1. Histopathological assessment of HER2 positivity (immunohistochemistry 3+ or immunohistochemistry 2+ and FISH positive)
2. Known dMMR/MSI-H
3. History of other malignant neoplasms within 3 years prior to enrollment, except for cured cervical carcinoma in situ or basal cell carcinoma
4. Presence of brain metastases to meninges
5. Malignant pleural or peritoneal effusion
6. Presence of gastrointestinal obstruction, gastrointestinal haemorrhage (fecaloccult blood +++ or higher), or perforation
7. Prior treatment with anti-PD-1, anti-PD-L1, or anti-PD-L2, CD137, CTLA-4 antibodies, or any other antibody or drug specifically targeting T-cell co-stimulatory or checkpoint pathways
8. Subjects with active or history of autoimmune diseases that might relapse (e.g., systemic lupus erythematosus, rheumatoid arthritis, inflammatory bowel disease, autoimmune thyroid disorder, multiple sclerosis, vasculitis, glomerulonephritis, etc.), or high-risk patients (e.g., those requiring immunosuppression after organ transplant), except for those with vitiligo, psoriasis, alopecia, or Graves' disease that have not required systemic treatment within the past 2 years, or hypothyroidism requiring only thyroid hormone replacement therapy, or Type I diabetes mellitus requiring only insulin replacement therapy
9. Current interstitial lung disorder or pneumonia, pulmonary fibrosis, acute lung disorder, or radiation pneumonitis
10. Participation in other drug clinical studies within 4 weeks prior to the first dose (based on the use of investigational drug), except observational (non-interventional) clinical studies
11. Use of immunosuppressant drugs within 4 weeks prior to the first dose of study treatment, excluding nasal, inhaled, or other topical glucocorticoids or physiological doses of systemic glucocorticoids (i.e., no more than 10 mg/day of prednisone or equivalent dose of other glucocorticoids), or short-term (no more than 7 days) use of glucocorticoids for the prevention or treatment of non-autoimmune allergic diseases
12. Receipt of live attenuated vaccines within 4 weeks prior to the first dose of study treatment or planned immunization during the study period. Note: Inactivated seasonal influenza vaccines for injection are allowed within 4 weeks prior to the first dose; however, live attenuated influenza vaccines are not allowed.
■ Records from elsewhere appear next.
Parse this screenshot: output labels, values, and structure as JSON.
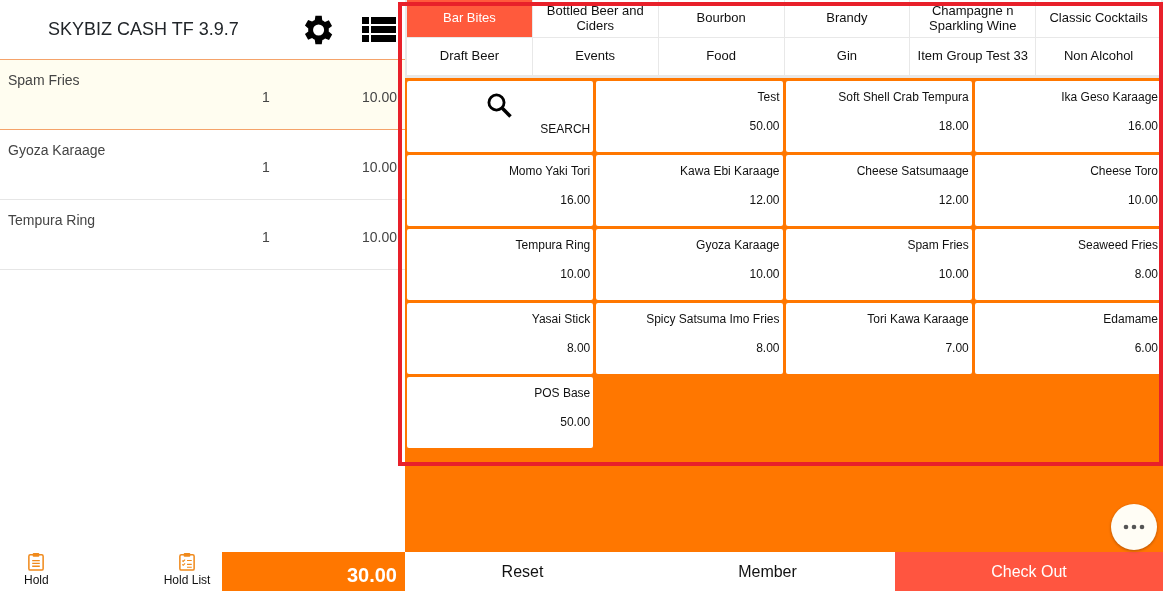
{
  "header": {
    "title": "SKYBIZ CASH TF 3.9.7"
  },
  "order_lines": [
    {
      "name": "Spam Fries",
      "qty": "1",
      "amount": "10.00",
      "selected": true
    },
    {
      "name": "Gyoza Karaage",
      "qty": "1",
      "amount": "10.00",
      "selected": false
    },
    {
      "name": "Tempura Ring",
      "qty": "1",
      "amount": "10.00",
      "selected": false
    }
  ],
  "footer_left": {
    "hold": "Hold",
    "hold_list": "Hold List",
    "total": "30.00"
  },
  "categories": [
    {
      "label": "Bar Bites",
      "selected": true
    },
    {
      "label": "Bottled Beer and Ciders",
      "selected": false
    },
    {
      "label": "Bourbon",
      "selected": false
    },
    {
      "label": "Brandy",
      "selected": false
    },
    {
      "label": "Champagne n Sparkling Wine",
      "selected": false
    },
    {
      "label": "Classic Cocktails",
      "selected": false
    },
    {
      "label": "Draft Beer",
      "selected": false
    },
    {
      "label": "Events",
      "selected": false
    },
    {
      "label": "Food",
      "selected": false
    },
    {
      "label": "Gin",
      "selected": false
    },
    {
      "label": "Item Group Test 33",
      "selected": false
    },
    {
      "label": "Non Alcohol",
      "selected": false
    }
  ],
  "products": [
    {
      "kind": "search",
      "name": "SEARCH"
    },
    {
      "kind": "item",
      "name": "Test",
      "price": "50.00"
    },
    {
      "kind": "item",
      "name": "Soft Shell Crab Tempura",
      "price": "18.00"
    },
    {
      "kind": "item",
      "name": "Ika Geso Karaage",
      "price": "16.00"
    },
    {
      "kind": "item",
      "name": "Momo Yaki Tori",
      "price": "16.00"
    },
    {
      "kind": "item",
      "name": "Kawa Ebi Karaage",
      "price": "12.00"
    },
    {
      "kind": "item",
      "name": "Cheese Satsumaage",
      "price": "12.00"
    },
    {
      "kind": "item",
      "name": "Cheese Toro",
      "price": "10.00"
    },
    {
      "kind": "item",
      "name": "Tempura Ring",
      "price": "10.00"
    },
    {
      "kind": "item",
      "name": "Gyoza Karaage",
      "price": "10.00"
    },
    {
      "kind": "item",
      "name": "Spam Fries",
      "price": "10.00"
    },
    {
      "kind": "item",
      "name": "Seaweed Fries",
      "price": "8.00"
    },
    {
      "kind": "item",
      "name": "Yasai Stick",
      "price": "8.00"
    },
    {
      "kind": "item",
      "name": "Spicy Satsuma Imo Fries",
      "price": "8.00"
    },
    {
      "kind": "item",
      "name": "Tori Kawa Karaage",
      "price": "7.00"
    },
    {
      "kind": "item",
      "name": "Edamame",
      "price": "6.00"
    },
    {
      "kind": "item",
      "name": "POS Base",
      "price": "50.00"
    }
  ],
  "actions": [
    {
      "kind": "plain",
      "label": "Reset"
    },
    {
      "kind": "plain",
      "label": "Member"
    },
    {
      "kind": "primary",
      "label": "Check Out"
    }
  ]
}
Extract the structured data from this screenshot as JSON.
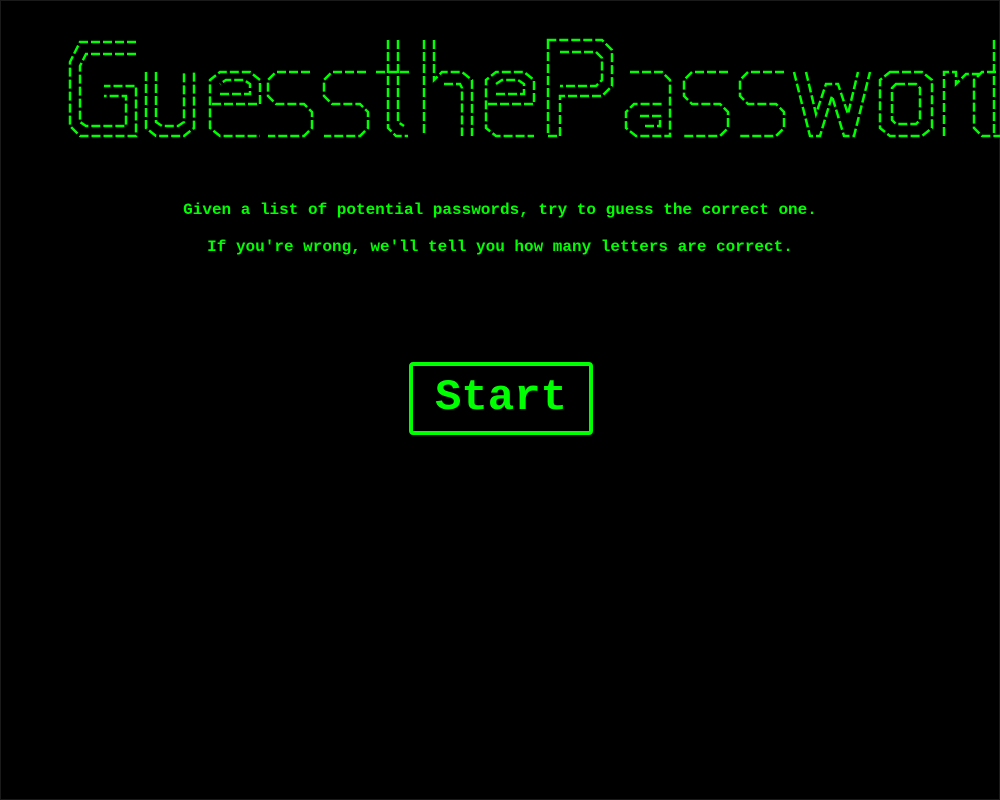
{
  "title": {
    "text": "Guess the Password",
    "color": "#00ff00"
  },
  "intro": {
    "line1": "Given a list of potential passwords, try to guess the correct one.",
    "line2": "If you're wrong, we'll tell you how many letters are correct."
  },
  "start_button": {
    "label": "Start"
  },
  "colors": {
    "background": "#000000",
    "accent": "#00ff00"
  }
}
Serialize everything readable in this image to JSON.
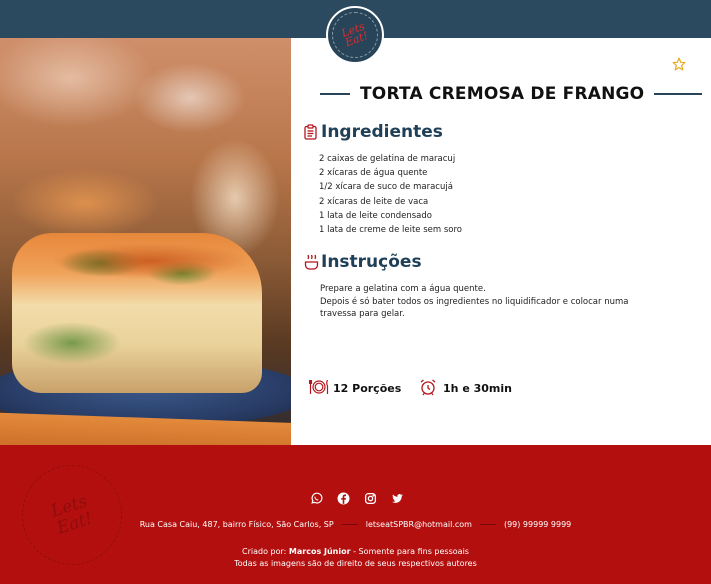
{
  "header": {
    "logo_text": "Lets Eat!"
  },
  "recipe": {
    "title": "TORTA CREMOSA DE FRANGO",
    "favorite_icon": "star-outline-icon",
    "ingredients_heading": "Ingredientes",
    "ingredients": [
      "2 caixas de gelatina de maracuj",
      "2 xícaras de água quente",
      "1/2 xícara de suco de maracujá",
      "2 xícaras de leite de vaca",
      "1 lata de leite condensado",
      "1 lata de creme de leite sem soro"
    ],
    "instructions_heading": "Instruções",
    "instructions": [
      "Prepare a gelatina com a água quente.",
      "Depois é só bater todos os ingredientes no liquidificador e colocar numa travessa para gelar."
    ],
    "portions": "12 Porções",
    "time": "1h e 30min"
  },
  "footer": {
    "watermark_text": "Lets Eat!",
    "socials": [
      "whatsapp-icon",
      "facebook-icon",
      "instagram-icon",
      "twitter-icon"
    ],
    "address": "Rua Casa Caiu, 487, bairro Físico, São Carlos, SP",
    "email": "letseatSPBR@hotmail.com",
    "phone": "(99) 99999 9999",
    "credit_prefix": "Criado por:",
    "credit_name": "Marcos Júnior",
    "credit_suffix": " - Somente para fins pessoais",
    "rights": "Todas as imagens são de direito de seus respectivos autores"
  },
  "colors": {
    "header_bg": "#2c4a5f",
    "footer_bg": "#b40f0f",
    "accent_red": "#b5161d",
    "heading_blue": "#1f3f57",
    "star": "#e7a823"
  }
}
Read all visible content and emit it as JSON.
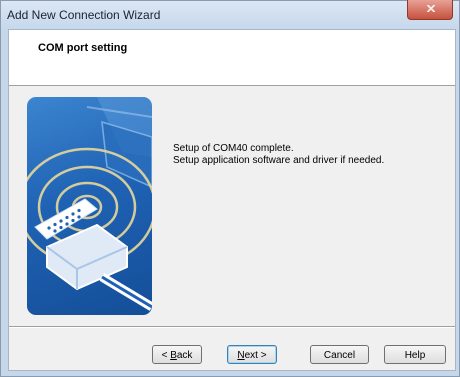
{
  "window": {
    "title": "Add New Connection Wizard"
  },
  "header": {
    "title": "COM port setting"
  },
  "message": {
    "line1": "Setup of COM40 complete.",
    "line2": " Setup application software and driver if needed."
  },
  "buttons": {
    "back": {
      "mnemonic": "B",
      "rest": "ack"
    },
    "next": {
      "mnemonic": "N",
      "rest": "ext >"
    },
    "cancel": "Cancel",
    "help": "Help"
  },
  "icons": {
    "close": "close-icon",
    "illustration": "serial-cable-illustration"
  },
  "colors": {
    "accent": "#1f62b4",
    "titlebar": "#c7d7ea",
    "close": "#c6513e"
  }
}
13. Major surgery (craniotomy, thoracotomy, or laparotomy) within 4 weeks prior to the first dose of study treatment or anticipated need for major surgery (not related to this study) during the study treatment period.
14. History of human immunodeficiency virus (HIV) infection (i.e., HIV antibody positive), or other acquired or congenital immunodeficiency diseases, or history of organ transplant or stem cell transplant
15. Active chronic hepatitis B or active hepatitis C; hepatitis B virus carriers, but patients with stable hepatitis B viral loads after drug therapy (HBV DNA ≤ 200 IU/mL or copy number < 1000 copies/mL), and patients who have cleared hepatitis C virus (HCV RNA negative) are eligible for enrollment
16. Known active pulmonary tuberculosis
17. Patients with severe infection within 4 weeks before the first dose, or active infection requiring oral or vein antibiotic therapy within 2 weeks before the first dose
18. Symptomatic congestive cardiac failure (New York Heart Association Class II-IV) or symptomatic or poorly controlled arrhythmia
19. Uncontrolled hypertension (blood pressure systolic ≥160 mmHg or blood pressure diastolic ≥100 mmHg) despite standard treatment
20. Any arterial embolism event within 6 months before enrollment, including myocardial infarction, angina unstable, cerebrovascular accident, or transient ischemic attack
21. History of deep vein thrombosis, pulmonary embolism, or any other severe embolism within 3 months before enrollment (thrombosis originating from implanted venous access port or catheter, or superficial vein thrombosis is not considered as "severe" thromboembolism)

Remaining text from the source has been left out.